PEO services in Luxembourg serve as a strategic solution for businesses aiming to navigate the intricacies of its dynamic workforce landscape. Operating in Luxembourg necessitates a deep understanding of its complex employment regulations, legal frameworks, and administrative procedures. PEOs excel in managing these complexities, offering comprehensive support in areas such as payroll management, benefits administration, tax compliance, and recruitment. By partnering with a PEO, companies can confidently navigate the Luxembourg business landscape, allowing them to concentrate their resources on core operations. Whether it’s market entry or expansion, businesses can leverage PEO services to streamline HR processes, ensure compliance, and foster growth within Luxembourg’s thriving economy.

Business Reforms in Luxembourg

From May 2, 2018 to May 1, 2019, 115 economies implemented 294 business regulatory reforms across the 10 areas measured by Doing Business. Reforms inspired by

Doing Business have been implemented by economies in all regions. The following are reforms implemented since Doing Business 2008.
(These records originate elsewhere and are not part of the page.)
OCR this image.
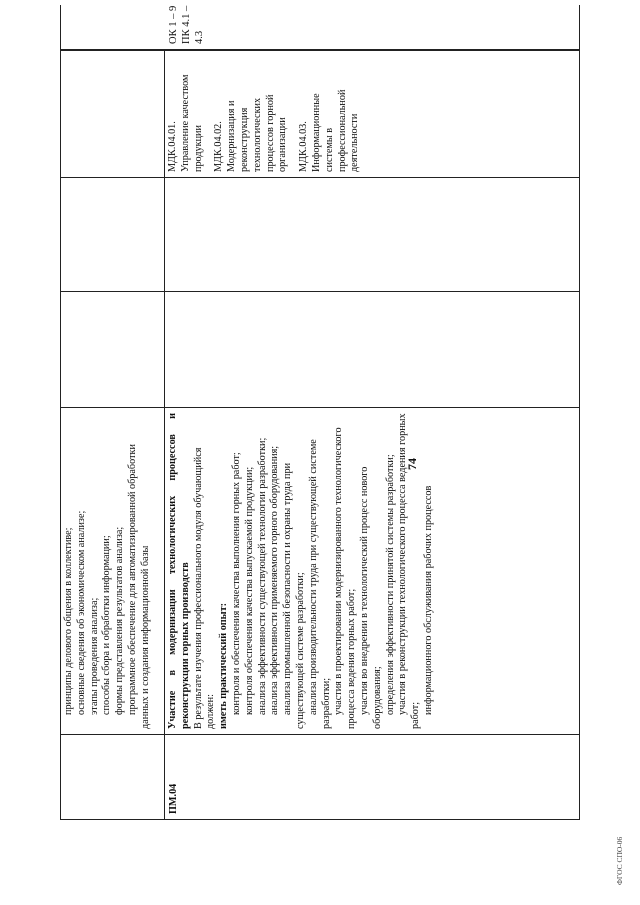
принципы делового общения в коллективе; основные сведения об экономическом анализе; этапы проведения анализа; способы сбора и обработки информации; формы представления результатов анализа; программное обеспечение для автоматизированной обработки данных и создания информационной базы

ПМ.04

Участие в модернизации технологических процессов и реконструкции горных производств В результате изучения профессионального модуля обучающийся должен: иметь практический опыт: контроля и обеспечения качества выполнения горных работ; контроля обеспечения качества выпускаемой продукции; анализа эффективности существующей технологии разработки; анализа эффективности применяемого горного оборудования; анализа промышленной безопасности и охраны труда при существующей системе разработки; анализа производительности труда при существующей системе разработки; участия в проектировании модернизированного технологического процесса ведения горных работ; участия во внедрении в технологический процесс нового оборудования; определения эффективности принятой системы разработки; участия в реконструкции технологического процесса ведения горных работ;

информационного обслуживания рабочих процессов

МДК.04.01. Управление качеством продукции МДК.04.02. Модернизация и реконструкция технологических процессов горной организации МДК.04.03. Информационные системы в профессиональной деятельности

ОК 1 – 9 ПК 4.1 – 4.3

74
ФГОС СПО-06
=Doing Business reform making it easier to do business. = Change making it more difficult to do business.

DB2020

Employing Workers:

Luxembourg changed regulations pertaining to paid annual leave.

DB2019

Employing Workers:

Luxembourg increased post-natal maternity leave, amended statutory provisions for leave for personal reasons and family leave, introduced state co-financing of professional trainings and amended pre-retirement rules.

DB2018

Protecting Minority Investors:

Luxembourg strengthened minority investor protections by making it easier to sue directors in case of prejudicial related-party transactions and increasing access to corporate information.

DB2011

Starting a Business: Luxembourg eased business start-up by speeding up the delivery of the business license.

DB2010

Starting a Business: Luxembourg made starting a business easier by allowing entrepreneurs to reserve a company name online and by eliminating the capital duty.

Employing Workers:

Luxembourg increased the severance payments applicable in redundancy dismissals.